Bir hayat kaç defa çalınır?
Tayfun MARO

İnsan, hayatını kendisinden çalmakla ünlü muktedirleregerçekten muhtaç mı?

Her şey, toplumsallaşma sonucu, kişinin yeryüzü nimetlerinden payına düşeni istemesiyle başladı.

Ve barınmak, beslenmek, yaşamını sürdürmek için toplumsallaşarak sistem boyunduruğuna giren insana,muktedirler diz çöktürdü.

Elan, kimimiz karın tokluğuna, kimimiz bir ev bir araba hayaliyle, kimimiz de kırmızı Ferrari aşkıyla; efendilerin huzurunda diz çöküyoruz.

İnsan, yazdığı uygarlık hikayesinde,edinmek derdine düştüklerinin esiri oldu. Toplumsal alanda işlerin yolunda gitmesi için seçtiği yöneticilerden, verdiği oy karşılığında, Dünya nimetlerinden edinmek derdine düştüklerini istiyor.

Doğaldır, iktidar ve mülkiyet kıskacında olup biten bu işler, ihtiyaçlar hiyerarşisini de belirliyor.

Kural çok net; Uygarlığın insanlığa sunduklarının bekası için, kontrol efendilerde olmalı. Tükettikleriyle sistemin iyi insanı olan kişi, kendisine tüketim olanaklarını sağlayan muktedirlere sürgit minnettar olmalı...

Gelin görün ki hayat sürgit böyle akmıyor, an geliyor duvara çarpıyoruz. Bir deprem, bir salgın, bir savaş, derin bir ekonomik bunalım,acı gerçeğin faturasını önümüze bırakıyor.

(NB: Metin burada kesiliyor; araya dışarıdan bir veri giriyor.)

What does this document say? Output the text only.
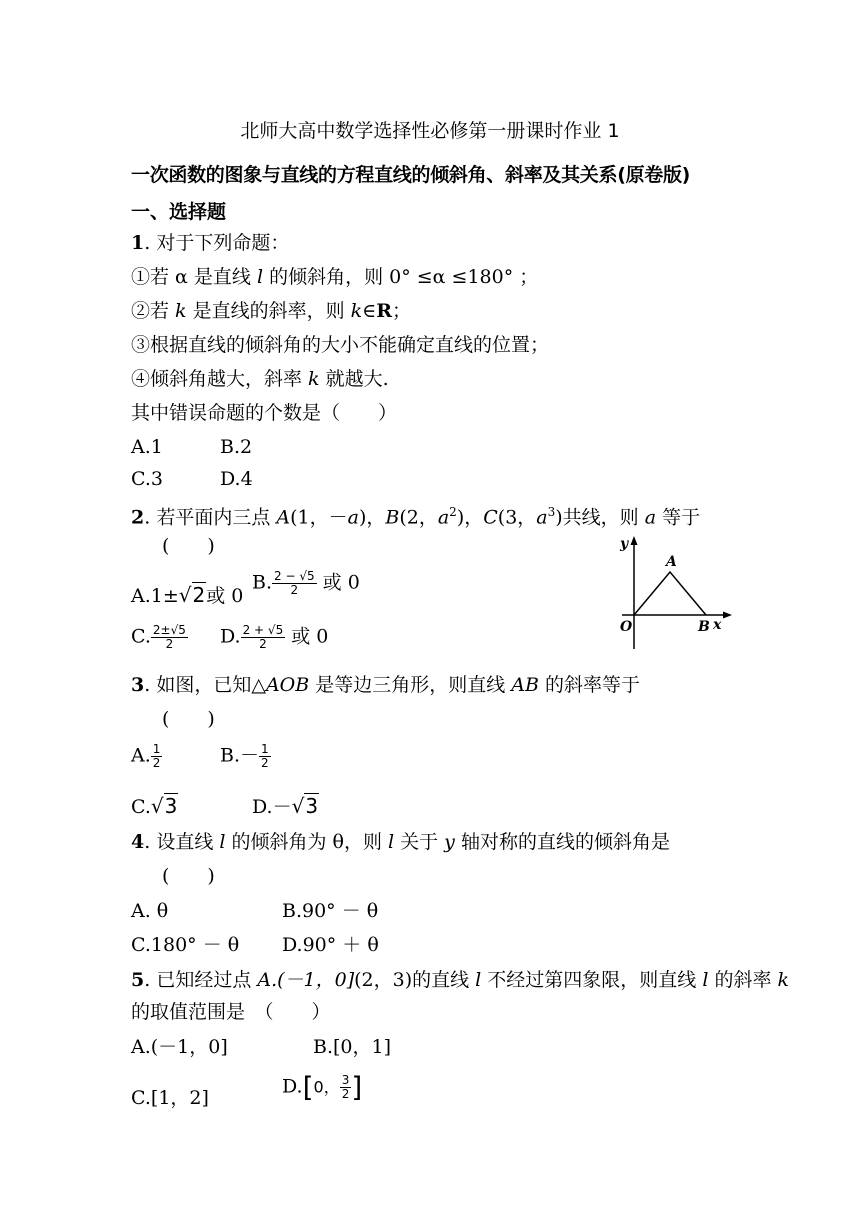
北师大高中数学选择性必修第一册课时作业 1
一次函数的图象与直线的方程直线的倾斜角、斜率及其关系(原卷版)
一、选择题
1. 对于下列命题：
①若 α 是直线 l 的倾斜角，则 0° ≤α ≤180° ；
②若 k 是直线的斜率，则 k∈R；
③根据直线的倾斜角的大小不能确定直线的位置；
④倾斜角越大，斜率 k 就越大.
其中错误命题的个数是（　　）
A.1	B.2
C.3	D.4
2. 若平面内三点 A(1，－a)，B(2，$a^2$)，C(3，$a^3$)共线，则 a 等于
(　　)
A.1±√2或 0
B. $\frac{2 - √5}{2}$ 或 0
C. $\frac{2\pm√5}{2} D$. $\frac{2 + √5}{2}$ 或 0
y
x
O
A
B
3. 如图，已知△AOB 是等边三角形，则直线 AB 的斜率等于
(　　)
A. $\frac{1}{2}$	$B.- \frac{1}{2}$
C.√3	D.－√3
4. 设直线 l 的倾斜角为 θ，则 l 关于 y 轴对称的直线的倾斜角是
(　　)
A. θ	B.90° － θ
C.180° － θ D.90° ＋ θ
5. 已知经过点 A.(－1，0](2，3)的直线 l 不经过第四象限，则直线 l 的斜率 k
的取值范围是　（　　）
A.(－1，0]	B.[0，1]
C.[1，2]
D.[0， $\frac{3}{2}$ ]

Ve bu defa, üstümüzdeki lanet öncekilerle kıyaslanmayacak kadar büyük.

Artık biliyoruz ki yazdığımız uygarlık hikayesi, tam bir aptallık şaheseridir. Yaptıklarımız yeryüzü yaşamını bitiriyorsa ve dahası geri sayım başlamışsa, burada bir “kadim yanlışlık” yok mu?

Bir virüs bütün sağlık sistemini kilitledi. İklim krizi, açlık ve kuraklığı başlattı. Para, piyasa, mülkiyet üçgeninde kurulan sistem iflas etti.

Parayla sağlık, parayla eğitim, parayla barınma, parayla beslenme…  Öyle bir zaman geldi ki parayla da olmuyor. Sekiz milyar insanın yarısını öldürüp yeni bir tarih ve başarı hikayesi yazmak istiyor olmaları kuvvetle muhtemeldir.

Siz siz olun, uygarlık kurmak isteyenlerden uzak durun.